When my father got out of the U.S. Navy in 1946, we moved to California. I attended Catholic schools in Hawthorne, Lennox, Inglewood, and then in Los Angeles, which was staffed by Franciscans. One day my teacher asked if anyone wanted to become a Catholic. I was the only one who raised a hand. Then we moved again. At the new school in Los Angeles, I asked my parents if I could take special instructions on Saturdays in order to be baptized. They explained that it was my decision and would become my responsibility to do all that the Church asked. So when I was 11 years old, I became a Catholic and attended Mass every Sunday by myself because my sister had moved back to Kansas City.
Soon after that, we returned to the Kansas City area, and I finished grade school with the Sisters of St. Joseph as my teachers and then attended a high school taught by Benedictines. I was very shy, and switching to so many different elementary schools had made me even more so. I didn’t know when I was ever going to share with anyone my desire to become a sister.
So I devised this plan: during my freshman year, I would pray about it; during my sophomore year, I would share my desire in confession to a priest; during junior year, I would tell one of my Benedictine teachers; and during my senior year, I would tell my parents. Thoughts about my vocation stayed with me during those four years, but I got to the end of my senior year and had taken only the first step in my plan. I had prayed a lot. In late May, the school band of which I was a member took a field trip to Atchison, Ks, to play and march at Mount St. Scholastica.

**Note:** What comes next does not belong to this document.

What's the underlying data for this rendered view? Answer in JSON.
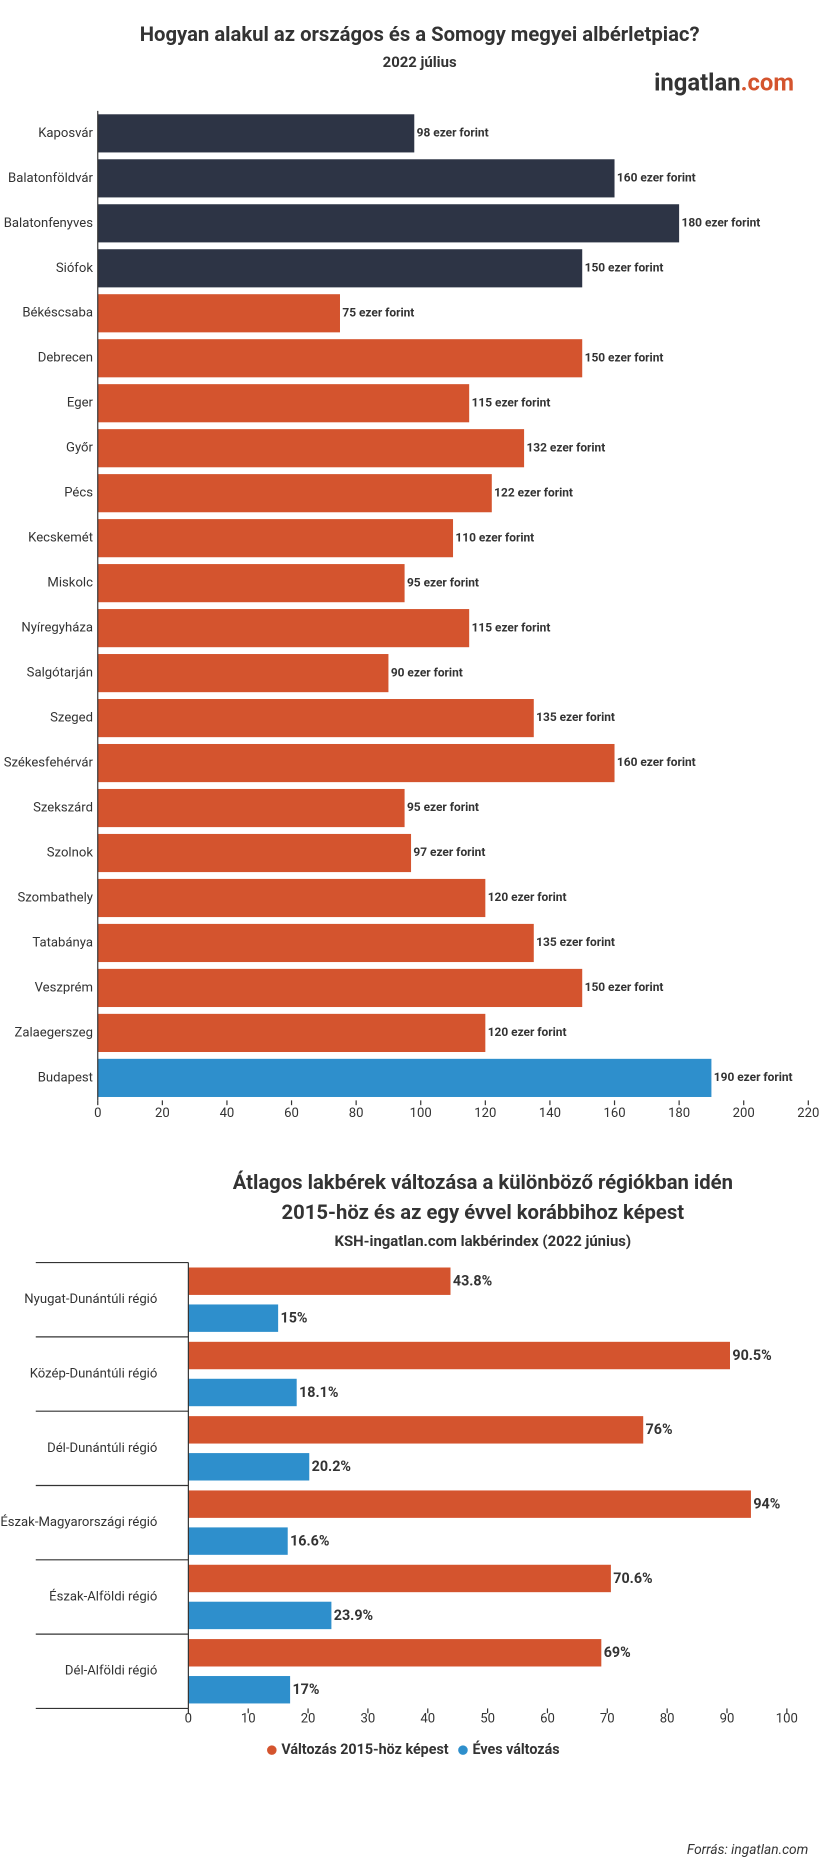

After our performance, Sister Mary David, who taught at my high school, approached me and asked if I wanted to go see the Mother Superior about entering the convent. I replied “Yes” without any hesitation. Dressed in my band uniform and carrying my slide trombone, I had my interview with Mother Alfred, and she said I could come on June 13, less than a month away!
I went home and that night told my parents what I wanted to do. They told me that they wanted me to be happy, and if that was what I really wanted to do, it would bring happiness to them also. So I entered the Benedictine community of Mount St. Scholastica on June 13, 1953. I was 16, but just a month from turning 17.
In my religious life, I have taught in primary, middle, secondary, and college levels. I also served in Brazil as a missionary for about 8 years. I am now living at the monastery in Atchison and help serve in the business office as well as do other tasks assigned to me.
What I love the most about this life in community is praying together at our morning and evening prayer.